Bagi pesepeda seperti Wong Chien Yee, kondisi infrastruktur saat ini membuatnya enggan melintasi IIBD. “Saya ingin bersepeda melewati kawasan tepi air Danga Bay dan masuk ke kota, tapi itu tidak aman dan tidak layak,” keluhnya. Ia berharap pemerintah menyediakan jalur khusus yang layak bagi pejalan kaki dan pesepeda sebelum RTS Link beroperasi. Para ahli juga menyoroti adanya lahan kosong yang terbengkalai di pusat kota, yang dapat menghambat pembangunan jaringan pejalan kaki yang terintegrasi. Pemerintah daerah, khususnya Dewan Kota Johor Bahru, perlu proaktif berkolaborasi dengan pemilik lahan. “Ini bukan permainan zero-sum, semua pihak akan diuntungkan jika ada rencana induk pembangunan yang baik,” kata Chau.

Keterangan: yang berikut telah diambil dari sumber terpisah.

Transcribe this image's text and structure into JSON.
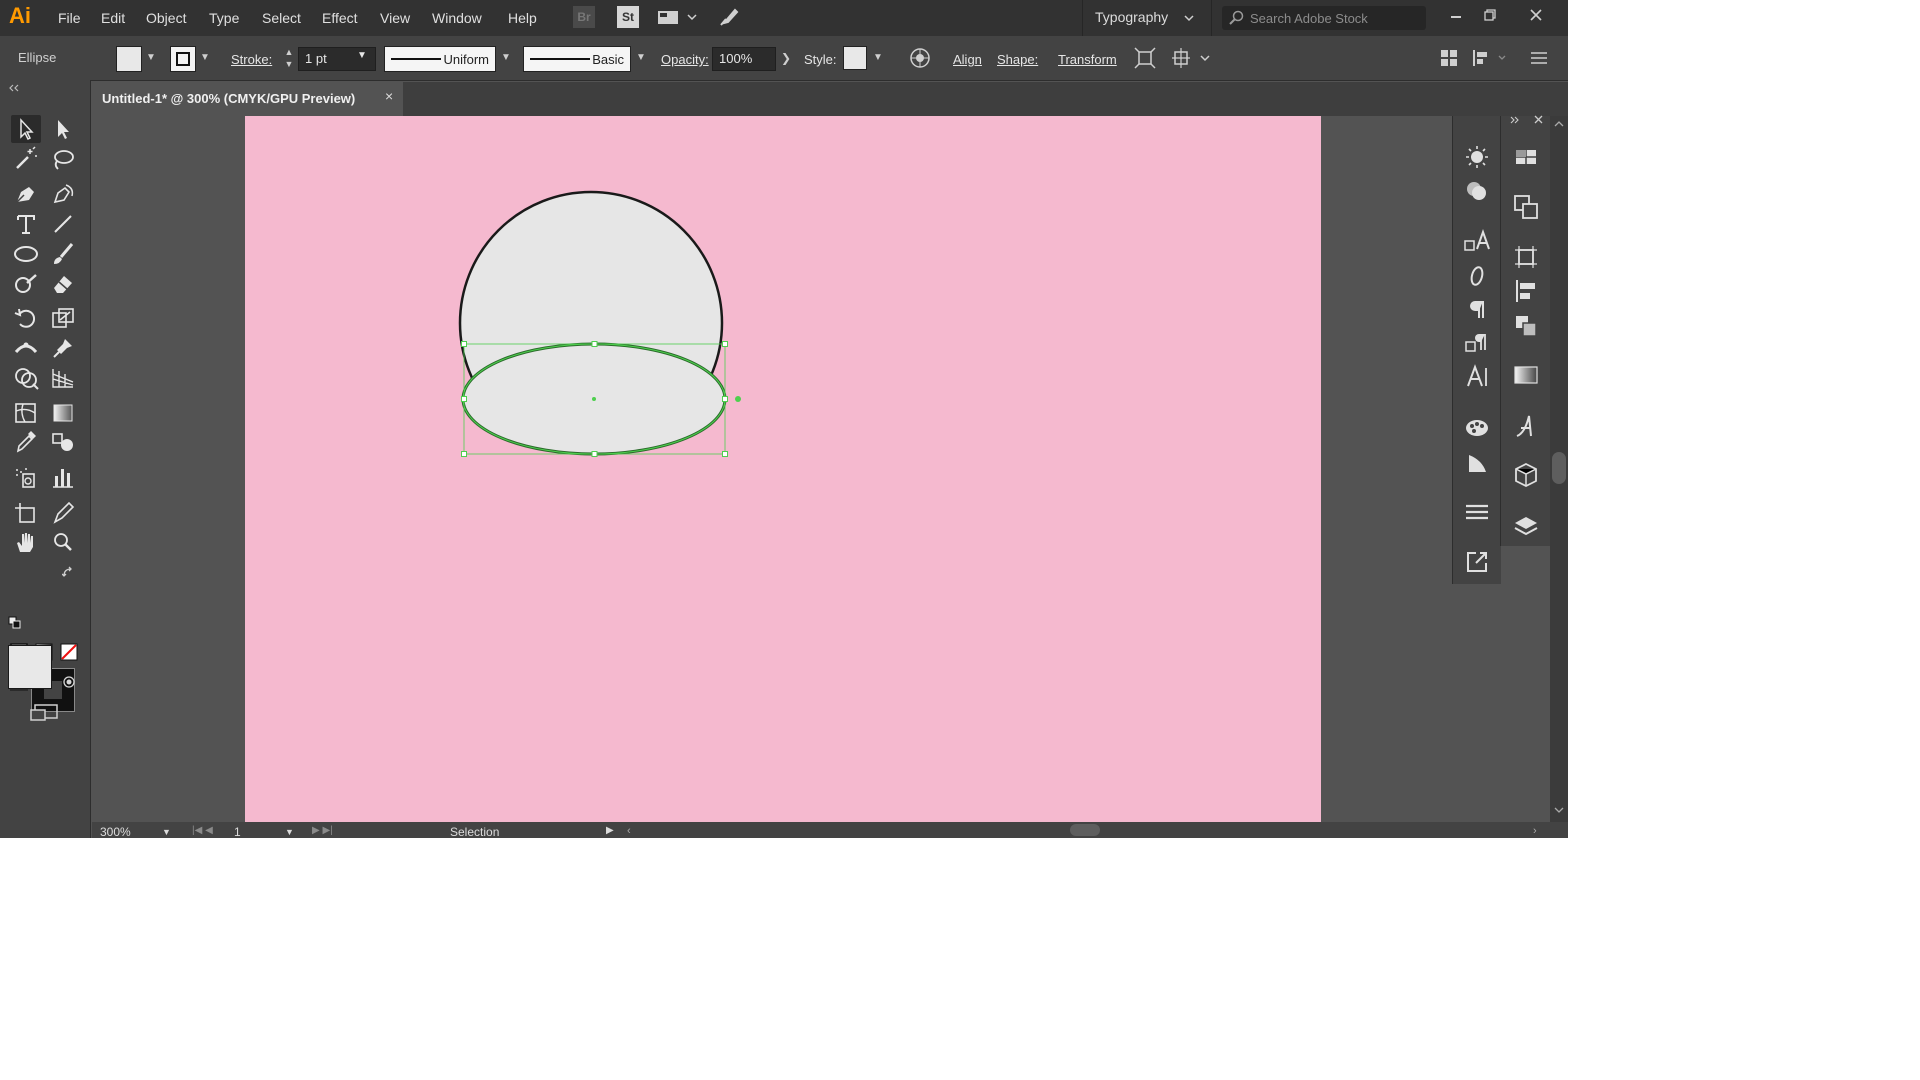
{
  "app": {
    "logo": "Ai",
    "menus": [
      "File",
      "Edit",
      "Object",
      "Type",
      "Select",
      "Effect",
      "View",
      "Window",
      "Help"
    ],
    "bridge_label": "Br",
    "stock_label": "St",
    "workspace": "Typography",
    "search_placeholder": "Search Adobe Stock"
  },
  "control_bar": {
    "selection_type": "Ellipse",
    "stroke_label": "Stroke:",
    "stroke_weight": "1 pt",
    "variable_width": "Uniform",
    "brush": "Basic",
    "opacity_label": "Opacity:",
    "opacity_value": "100%",
    "style_label": "Style:",
    "align_label": "Align",
    "shape_label": "Shape:",
    "transform_label": "Transform"
  },
  "document": {
    "tab_title": "Untitled-1* @ 300% (CMYK/GPU Preview)",
    "close_glyph": "×"
  },
  "status_bar": {
    "zoom": "300%",
    "artboard_number": "1",
    "tool": "Selection"
  },
  "colors": {
    "artboard": "#f5b9cf",
    "shape_fill": "#e6e6e6",
    "selection": "#4ecf4e",
    "accent": "#ff9a00"
  }
}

Bagi Indonesia, pelajaran dari Johor Bahru ini relevan mengingat banyak kota besar di Tanah Air juga bergulat dengan masalah serupa: dominasi kendaraan pribadi, trotoar yang tidak layak, dan minimnya integrasi transportasi publik. Kehadiran RTS Link dan JS-SEZ menunjukkan bahwa investasi infrastruktur transportasi massal harus dibarengi dengan penataan ruang yang berpihak pada pejalan kaki dan pesepeda. Jika tidak, kemacetan dan polusi akan terus memburuk, seperti yang dikhawatirkan para ahli di Johor Bahru. Pertanyaannya, apakah kota-kota di Indonesia siap belajar dari pengalaman ini sebelum terlambat?